According to the Wall Street Journal, Bankman-Fried informed investors that the company is in need of emergency capital due to a shortfall of up to $8 billion resulting from withdrawal demands.

Just on Monday, Bankman-Fried made an effort to convince investors that the company’s assets were secure. However, the market crash started after Binance’s Zhao announced publicly that his company was selling its holdings in FTX’s native token FTT, and FTX was unable to stop it.

Later on Tuesday, Bankman-Fried reported that $6 billion worth of withdrawal requests had been made by consumers. Additionally, he removed tweets from the day before that said FTX had sufficient funds to cover clients’ shares.

Binance told its employees that it’s not a masterplan

Zhao stated that the collapse of FTX “is not good for anyone in the industry” and that employees should not “see it as a win for us” in an email to staff that he later made public.

This happened on the next day of the announcement of signing the Non-Binding Deal LOI with the FTX. In the Memo Zhao also added for its employees that “DO NOT trade FTT tokens, If you have a bag, you have a bag.
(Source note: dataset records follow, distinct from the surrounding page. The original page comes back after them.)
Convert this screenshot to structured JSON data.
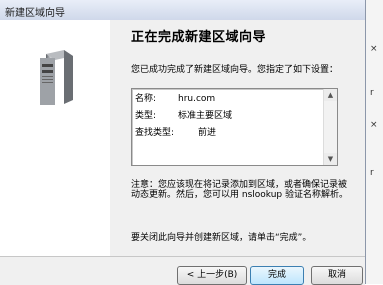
{
  "window": {
    "title": "新建区域向导"
  },
  "heading": "正在完成新建区域向导",
  "intro": "您已成功完成了新建区域向导。您指定了如下设置：",
  "summary": {
    "rows": [
      {
        "key": "名称:",
        "value": "hru.com"
      },
      {
        "key": "类型:",
        "value": "标准主要区域"
      },
      {
        "key": "查找类型:",
        "value": "前进"
      }
    ]
  },
  "note": "注意：您应该现在将记录添加到区域，或者确保记录被动态更新。然后，您可以用 nslookup 验证名称解析。",
  "closing": "要关闭此向导并创建新区域，请单击“完成”。",
  "buttons": {
    "back": "< 上一步(B)",
    "finish": "完成",
    "cancel": "取消"
  },
  "background_glyphs": [
    "×",
    "r",
    "×",
    "r"
  ]
}
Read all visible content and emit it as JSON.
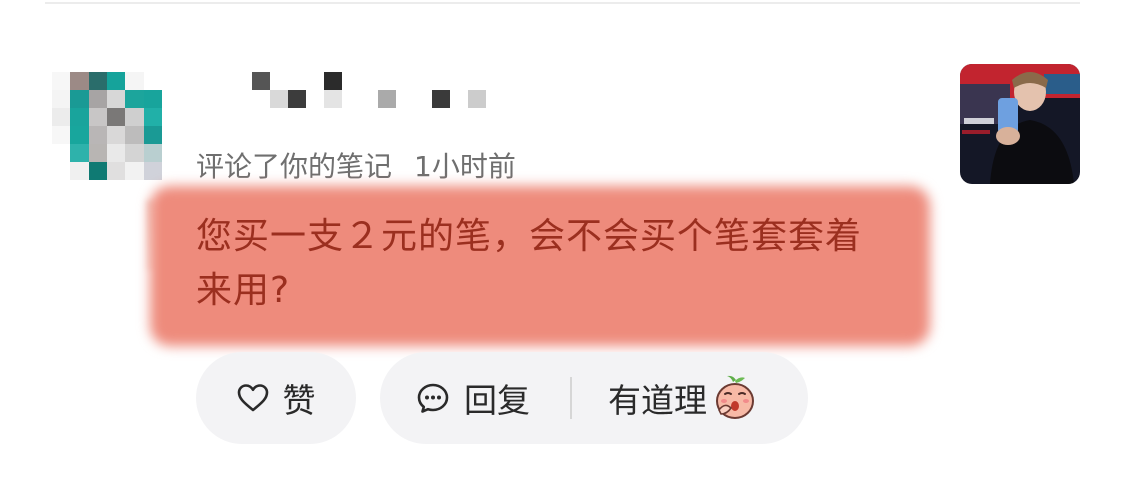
{
  "comment": {
    "action_text": "评论了你的笔记",
    "time": "1小时前",
    "text": "您买一支２元的笔，会不会买个笔套套着来用?"
  },
  "actions": {
    "like_label": "赞",
    "reply_label": "回复",
    "quick_reply_label": "有道理"
  },
  "icons": {
    "like": "heart-outline-icon",
    "reply": "speech-bubble-icon",
    "quick_reply_emoji": "peach-emoji-icon"
  },
  "colors": {
    "highlight": "#ee8b7c",
    "comment_text": "#9b2f1f",
    "meta_text": "#6f6f6f",
    "pill_bg": "#f3f3f5"
  }
}
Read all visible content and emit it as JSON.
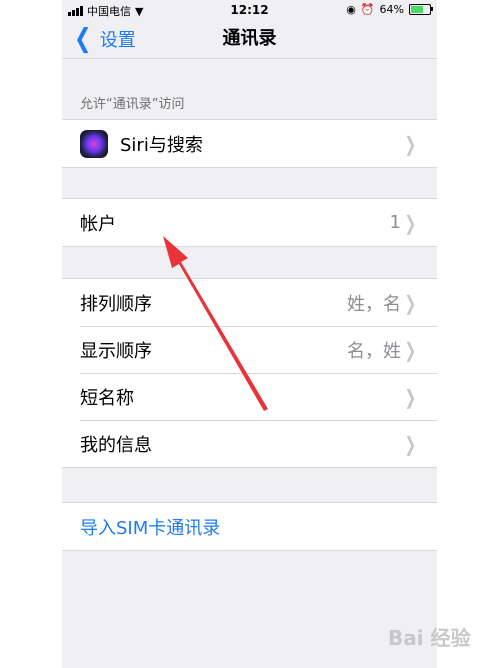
{
  "status_bar": {
    "carrier": "中国电信",
    "time": "12:12",
    "battery_percent": "64%",
    "battery_level": 0.64
  },
  "nav": {
    "back_label": "设置",
    "title": "通讯录"
  },
  "section_header": "允许“通讯录”访问",
  "siri_row": {
    "label": "Siri与搜索"
  },
  "accounts_row": {
    "label": "帐户",
    "value": "1"
  },
  "settings_rows": [
    {
      "label": "排列顺序",
      "value": "姓，名"
    },
    {
      "label": "显示顺序",
      "value": "名，姓"
    },
    {
      "label": "短名称",
      "value": ""
    },
    {
      "label": "我的信息",
      "value": ""
    }
  ],
  "import_row": {
    "label": "导入SIM卡通讯录"
  },
  "watermark": "Bai 经验",
  "colors": {
    "accent": "#1e7cf2",
    "background": "#efeff4",
    "annotation_arrow": "#e8333a"
  }
}
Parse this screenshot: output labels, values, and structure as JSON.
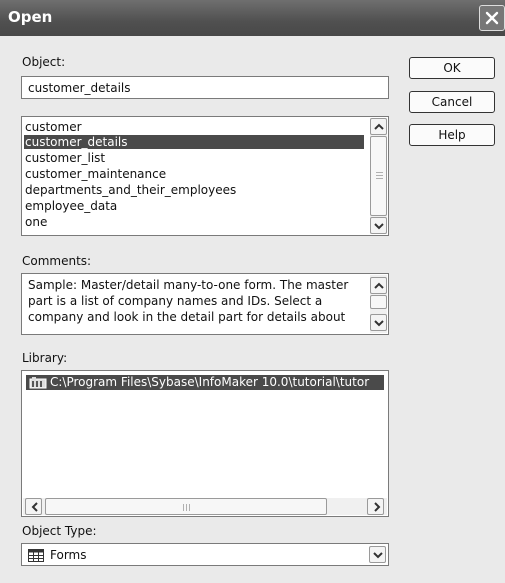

DO NOT buy or sell”

Zhao continued, “User confidence is seriously shattered,” and he predicted that the controversy will increase regulatory oversight of exchanges.

FTX was known to be a competitor of Binance and before this deal, there was a big dispute between the CEO’ of both companies where FTX’s CEO even blamed Zhao for spreading a false rumor about the company. So what’s your view on this?

What is the market situation over this?

Between Monday and Tuesday, FTT already lost 80% of its value, dropping to $5 (₹407.85) and wiping out more than $2 billion in a single day. On Wednesday, it dropped by more than half to about $2.30 (₹187.61), bringing the entire market value of the tokens in circulation down to about $308 million. According to the Coinmarketcap at the moment FTT is trading at the value of ₹185.71 ($2.28)

In the midst of the deal turbulence, cryptocurrency prices have tumbled, with bitcoin plummeting 15% on Wednesday after losing 13% on Tuesday. For the first time since November 2020, it is currently trading at this low value of $16,699 (1365368.69). Ethereum, on the other hand, has dropped more than 30% in the last two days and is almost at $1,177 (₹96235.64).